Pode apostar que, nos bastidores dos anúncios recentes de Uber, Facebook e Soundcloud, está acontecendo um fluxo de pedidos de PR. Para aqueles que estão focados em promover ainda mais os anúncios da empresa – há uma clara prioridade comercial – a equipe de RP dessas empresas provavelmente está considerando tudo seriamente.

Mas se, ao mesmo tempo, o CFO da Soundcloud está sendo solicitado a ser entrevistado por um repórter com o qual eles nunca trabalharam e para uma publicação comercial que eles não seguem? Isso provavelmente será um não.

E, neste momento, com razão.

 

2) Qual é o histórico do jornalista?

Para qualquer um de nós que tenha vivido uma crise de comunicação, sabemos que o velho ditado “qualquer imprensa é boa imprensa” é, de fato, completamente falso. (Uber concordaria conosco.)

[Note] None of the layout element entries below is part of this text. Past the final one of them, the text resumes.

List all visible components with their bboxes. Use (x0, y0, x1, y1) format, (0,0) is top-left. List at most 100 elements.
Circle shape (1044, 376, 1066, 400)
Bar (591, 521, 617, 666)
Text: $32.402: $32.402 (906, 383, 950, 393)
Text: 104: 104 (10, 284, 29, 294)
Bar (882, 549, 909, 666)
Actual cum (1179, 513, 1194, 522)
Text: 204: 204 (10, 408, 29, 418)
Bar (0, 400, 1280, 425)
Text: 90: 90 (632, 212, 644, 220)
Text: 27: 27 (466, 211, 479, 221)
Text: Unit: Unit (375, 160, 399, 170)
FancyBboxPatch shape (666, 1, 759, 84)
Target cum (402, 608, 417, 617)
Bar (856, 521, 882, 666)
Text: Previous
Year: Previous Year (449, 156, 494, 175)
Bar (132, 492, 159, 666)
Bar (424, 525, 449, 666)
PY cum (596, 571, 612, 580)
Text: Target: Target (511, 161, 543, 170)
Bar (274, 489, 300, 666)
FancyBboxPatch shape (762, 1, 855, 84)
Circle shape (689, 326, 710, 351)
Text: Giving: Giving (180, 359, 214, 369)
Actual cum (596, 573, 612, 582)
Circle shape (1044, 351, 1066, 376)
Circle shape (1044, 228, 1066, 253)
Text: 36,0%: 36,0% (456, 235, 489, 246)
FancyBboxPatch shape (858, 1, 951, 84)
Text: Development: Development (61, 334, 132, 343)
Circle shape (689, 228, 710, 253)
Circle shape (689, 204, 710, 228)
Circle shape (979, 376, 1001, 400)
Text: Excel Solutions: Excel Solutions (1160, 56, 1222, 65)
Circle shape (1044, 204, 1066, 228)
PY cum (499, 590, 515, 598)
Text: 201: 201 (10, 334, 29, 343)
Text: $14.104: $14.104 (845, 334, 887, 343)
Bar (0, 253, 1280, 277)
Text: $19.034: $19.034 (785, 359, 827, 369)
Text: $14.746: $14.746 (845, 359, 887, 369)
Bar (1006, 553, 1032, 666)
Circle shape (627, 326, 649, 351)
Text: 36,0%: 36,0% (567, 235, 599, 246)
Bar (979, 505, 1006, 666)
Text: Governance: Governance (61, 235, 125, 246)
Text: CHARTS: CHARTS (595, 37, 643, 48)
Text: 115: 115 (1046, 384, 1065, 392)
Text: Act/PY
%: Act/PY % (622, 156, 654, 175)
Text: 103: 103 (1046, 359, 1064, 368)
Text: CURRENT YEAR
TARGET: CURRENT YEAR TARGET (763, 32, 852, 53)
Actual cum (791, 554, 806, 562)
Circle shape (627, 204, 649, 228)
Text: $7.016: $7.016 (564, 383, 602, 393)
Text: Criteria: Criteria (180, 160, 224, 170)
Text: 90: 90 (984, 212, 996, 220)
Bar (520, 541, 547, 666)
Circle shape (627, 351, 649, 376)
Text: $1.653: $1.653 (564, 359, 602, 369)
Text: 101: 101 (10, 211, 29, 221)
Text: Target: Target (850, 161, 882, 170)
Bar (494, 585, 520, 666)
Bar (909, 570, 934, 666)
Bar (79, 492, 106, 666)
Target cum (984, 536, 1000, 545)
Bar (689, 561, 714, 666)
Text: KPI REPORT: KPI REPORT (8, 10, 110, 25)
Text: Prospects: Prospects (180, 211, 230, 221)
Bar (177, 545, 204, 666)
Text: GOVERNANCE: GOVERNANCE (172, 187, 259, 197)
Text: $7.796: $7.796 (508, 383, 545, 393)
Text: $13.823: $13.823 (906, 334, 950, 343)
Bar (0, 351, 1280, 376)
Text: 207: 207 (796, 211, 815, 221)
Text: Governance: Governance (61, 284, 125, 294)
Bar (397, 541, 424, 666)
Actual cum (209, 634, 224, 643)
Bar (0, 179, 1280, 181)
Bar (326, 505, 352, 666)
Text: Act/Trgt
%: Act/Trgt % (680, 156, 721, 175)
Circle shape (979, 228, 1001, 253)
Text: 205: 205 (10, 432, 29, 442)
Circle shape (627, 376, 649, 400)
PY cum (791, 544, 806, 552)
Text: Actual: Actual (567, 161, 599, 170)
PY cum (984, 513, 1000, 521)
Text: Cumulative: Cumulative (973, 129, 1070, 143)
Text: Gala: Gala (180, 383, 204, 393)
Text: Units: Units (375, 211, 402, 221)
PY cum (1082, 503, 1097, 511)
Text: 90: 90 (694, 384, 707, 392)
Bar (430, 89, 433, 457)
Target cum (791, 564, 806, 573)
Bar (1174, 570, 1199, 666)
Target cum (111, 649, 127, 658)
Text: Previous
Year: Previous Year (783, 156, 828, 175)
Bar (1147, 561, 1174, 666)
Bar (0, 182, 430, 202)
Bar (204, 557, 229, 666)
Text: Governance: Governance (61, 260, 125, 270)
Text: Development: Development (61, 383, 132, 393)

Quando você classifica os anúncios de forma proativa, é mais provável que aceite oportunidades com repórteres que têm aderência. Mas, à medida que os pedidos chegam, você pode de ser mais seletivo. John McCartney, diretor da West Coast of Wise Public Relations oferece este sábio conselho, “Nem todas as publicações são adequadas para uma marca. É necessário ver realmente o tratamento que um meio de comunicação dá às suas histórias. Você sabe se um meio é bastante crítico? Sabe se são muito fortes em seus comentários?”

Para descobrir, você deseja pesquisar cuidadosamente cada um dos jornalistas que envia um pedido (mesmo que estejam apenas pedindo um comentário ou declaração). Verifique suas atualizações de mídias sociais. Sua cobertura no Google. Veja seus perfis no Linkedin. Use o banco de dados de mídia para rastrear o histórico de cobertura de sua indústria e marca, seus beats, sua história e preferências. Quaisquer outras dicas notáveis ​​que você possa encontrar sobre seu trabalho.

Sua cobertura está alinhada ao tipo de repórteres que você confia? Deixe esta resposta guiar sua decisão.

3) Qual é o relacionamento em jogo?

Ninguém precisa ser informado de que o PR é uma indústria construída em relacionamentos.

A consideração final é de quem o pedido vem. Você já construiu um relacionamento com o jornalista ou mídia? É um repórter com um bom relacionamento? Se a resposta for “sim”, é um sim fácil. Se não é um jornalista ou mídia que conhece, depois de pesquisar, tentar estabelecer um relacionamento, recuse educadamente.

À medida que seus exercícios de pitching decolam, fique longe de reações precipitadas e  de aceitar qualquer pedido que chega. A longo prazo é muito mais estratégico dizer não àqueles que não se alinham com os valores da sua marca, prioridades de negócios, não são jornalistas que você conhece e / ou confia e que não fariam mais do que arrastar sua marca para uma tempestade de mídia desnecessária.

Torne seu trabalho mais fácil usando um banco de dados de mídia para te ajudar na pesquisa de jornalistas e os meios de comunicação para os quais eles contribuem.